Il bambino che eri può essere contento dell’adulto che sei diventato? Un pensiero che aiuta a vivere meglio il presente

Il servizio che svolgo per la mia Congregazione mi porta spesso a varcare la soglia della Questura per accompagnare suore arrivate dai paesi di missione che devono avviare la pratica del permesso di soggiorno.

Prima della pandemia l’ingresso era consentito anche agli accompagnatori, per cui potevo seguire da vicino le procedure. Una mattina, entrando nell’ufficio predisposto all’acquisizione delle impronte digitali, vengo colpita da un cartello appeso alla parete recante la scritta:

Chiediti se il bambino che eri può essere contento dell’adulto che sei diventato”.

Nei giorni seguenti il contenuto di quella frase mi ritorna alla mente con insistenza, a tal punto che, prendendo sul serio la domanda, ne faccio oggetto di riflessione e di preghiera. 

È spontaneo allora fare un salto nel tempo e rivedermi bambina, timida, insicura, affettuosa e poi adolescente un po’ confusa e indecisa nella scelta del percorso di studio e finalmente giovane entusiasta e desiderosa di rispondere all’amore di Dio che mi chiamava ad appartenergli totalmente. E … oggi… adulta contenta della scelta fatta, e consapevole che, se viene meno la gioia, è solo perché quel dono di me stessa al Signore non è sempre libero da condizionamenti e da attaccamenti al mio io, fragilità che rendono più faticosa (ma non meno vera) la risposta quotidiana all’amore di Dio.

Una frase che aiuta a vivere meglio il presente

Sì, la bambina che ero può essere contenta dell’adulta che sono diventata, anzi lo è!

Sono passati due anni eppure, spesso, quella frase mi ritorna in mente mi aiuta a vivere con impegno il presente, a custodire ciò che “per grazia”, direbbe San Paolo, sono diventata.   

Credo che ogni fase della vita, o forse, anche gli eventi nei quali veniamo coinvolti, gli impegni che ci vengono chiesti, possono condurci ad una consapevolezza diversa, più vera di ciò che siamo; una consapevolezza che cresce man mano e “regala” occhi nuovi per vedere le cose di ogni giorno da una prospettiva diversa.

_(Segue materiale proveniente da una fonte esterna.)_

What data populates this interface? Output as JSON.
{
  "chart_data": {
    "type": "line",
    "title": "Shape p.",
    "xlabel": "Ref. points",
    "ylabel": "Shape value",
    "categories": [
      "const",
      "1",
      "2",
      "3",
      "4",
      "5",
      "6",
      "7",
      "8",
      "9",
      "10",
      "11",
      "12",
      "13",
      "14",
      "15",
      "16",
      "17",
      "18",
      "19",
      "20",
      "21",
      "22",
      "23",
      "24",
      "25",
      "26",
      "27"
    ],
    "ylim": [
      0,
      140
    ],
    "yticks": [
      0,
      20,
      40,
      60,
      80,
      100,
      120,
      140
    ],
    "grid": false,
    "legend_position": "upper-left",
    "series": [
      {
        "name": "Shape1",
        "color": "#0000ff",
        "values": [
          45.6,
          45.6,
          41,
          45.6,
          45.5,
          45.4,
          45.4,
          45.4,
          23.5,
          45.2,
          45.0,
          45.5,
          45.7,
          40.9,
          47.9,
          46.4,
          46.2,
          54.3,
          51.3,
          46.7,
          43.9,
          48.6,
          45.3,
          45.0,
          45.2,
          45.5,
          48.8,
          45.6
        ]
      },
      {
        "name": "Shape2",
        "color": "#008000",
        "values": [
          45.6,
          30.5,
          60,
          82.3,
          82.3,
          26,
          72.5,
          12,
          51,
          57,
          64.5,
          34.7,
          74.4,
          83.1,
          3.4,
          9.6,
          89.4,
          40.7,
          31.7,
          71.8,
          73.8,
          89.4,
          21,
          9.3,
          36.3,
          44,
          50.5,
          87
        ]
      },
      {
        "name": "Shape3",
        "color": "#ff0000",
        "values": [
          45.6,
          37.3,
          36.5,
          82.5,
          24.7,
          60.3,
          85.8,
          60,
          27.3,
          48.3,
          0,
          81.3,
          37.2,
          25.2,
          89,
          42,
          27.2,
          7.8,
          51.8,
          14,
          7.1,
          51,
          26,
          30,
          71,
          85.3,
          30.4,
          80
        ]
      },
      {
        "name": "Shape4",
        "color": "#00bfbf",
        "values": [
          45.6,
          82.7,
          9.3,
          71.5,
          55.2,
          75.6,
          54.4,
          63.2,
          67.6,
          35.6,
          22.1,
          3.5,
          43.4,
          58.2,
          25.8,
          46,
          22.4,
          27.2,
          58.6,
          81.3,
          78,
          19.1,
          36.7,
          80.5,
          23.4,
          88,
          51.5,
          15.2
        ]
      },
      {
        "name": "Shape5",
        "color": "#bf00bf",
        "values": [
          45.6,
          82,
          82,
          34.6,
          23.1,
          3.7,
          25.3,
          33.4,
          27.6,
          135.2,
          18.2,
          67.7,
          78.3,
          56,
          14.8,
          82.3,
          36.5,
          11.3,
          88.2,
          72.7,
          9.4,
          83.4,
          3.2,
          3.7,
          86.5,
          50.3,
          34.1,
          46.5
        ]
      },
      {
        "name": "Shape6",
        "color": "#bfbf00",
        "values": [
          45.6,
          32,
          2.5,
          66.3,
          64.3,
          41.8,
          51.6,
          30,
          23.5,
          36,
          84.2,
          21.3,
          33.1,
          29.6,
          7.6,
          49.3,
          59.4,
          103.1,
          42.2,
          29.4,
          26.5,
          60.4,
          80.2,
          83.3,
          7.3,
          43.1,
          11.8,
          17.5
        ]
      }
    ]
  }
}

Vengo ad un esempio concreto: nella mia esperienza passata di educatrice della scuola dell’infanzia, osservavo i bambini per coglierne i bisogni educativi, studiarne le strategie di intervento; in questi giorni, invece (non era mai successo prima!) quando osservo i piccoli che vengono accompagnati dai loro genitori che li aiutano a prepararsi per iniziare la giornata scolastica, rivedo in loro me stessa bambina ed è come se percepissi, oggi, tutta la cura ricevuta dai miei genitori.

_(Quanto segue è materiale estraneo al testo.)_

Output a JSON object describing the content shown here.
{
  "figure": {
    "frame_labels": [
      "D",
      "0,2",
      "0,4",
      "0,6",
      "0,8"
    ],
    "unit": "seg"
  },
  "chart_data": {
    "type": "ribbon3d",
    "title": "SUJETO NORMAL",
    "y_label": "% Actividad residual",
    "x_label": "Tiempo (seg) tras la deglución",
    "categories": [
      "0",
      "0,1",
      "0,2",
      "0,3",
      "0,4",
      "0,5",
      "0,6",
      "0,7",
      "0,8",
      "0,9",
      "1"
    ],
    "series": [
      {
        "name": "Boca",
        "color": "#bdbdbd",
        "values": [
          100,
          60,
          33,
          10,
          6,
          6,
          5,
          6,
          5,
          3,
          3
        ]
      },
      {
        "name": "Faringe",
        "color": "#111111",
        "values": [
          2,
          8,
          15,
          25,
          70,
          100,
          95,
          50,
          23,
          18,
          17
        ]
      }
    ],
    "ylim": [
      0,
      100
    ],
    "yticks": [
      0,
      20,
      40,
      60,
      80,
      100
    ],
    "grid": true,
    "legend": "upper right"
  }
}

Guardare la vita con riconoscenza, riscoprire la gratitudine

I gesti di allacciare le scarpe, di infilare il grembiulino, operazioni che spesso sono accompagnate da parole di incoraggiamento per facilitare il distacco, o da mosse ferme per contenere capricci, mi riportano a pensare quanta pazienza avrà dovuto avere con me mia mamma (era lei che si occupava di portare me e mio fratello all’asilo). 

Quanti gesti di premura, di attenzione, di comprensione, di paziente attesa hanno contribuito a “far crescere” ciascuno di noi, a farci diventare ciò che siamo.

Allora, dalla consapevolezza che se oggi possiamo vivere nel dono di noi stessi, ciascuno secondo la sua vocazione, è perché qualcun altro prima ha vissuto questa dimensione nei nostri confronti,  nasce un altro grande atteggiamento: la gratitudine. Guardare con riconoscenza la vita, nonostante le difficoltà, e scorgervi comunque qualcosa di buono, di bello da condividere con gli altri… 

È ciò che sto sperimentando e mi rendo conto che, coltivando questo sguardo, ogni giorno che nasce ha l’entusiasmante “potere” di suscitare energie nuove per inventare gesti di attenzione e di amore, quasi per contraccambiare il bene ricevuto.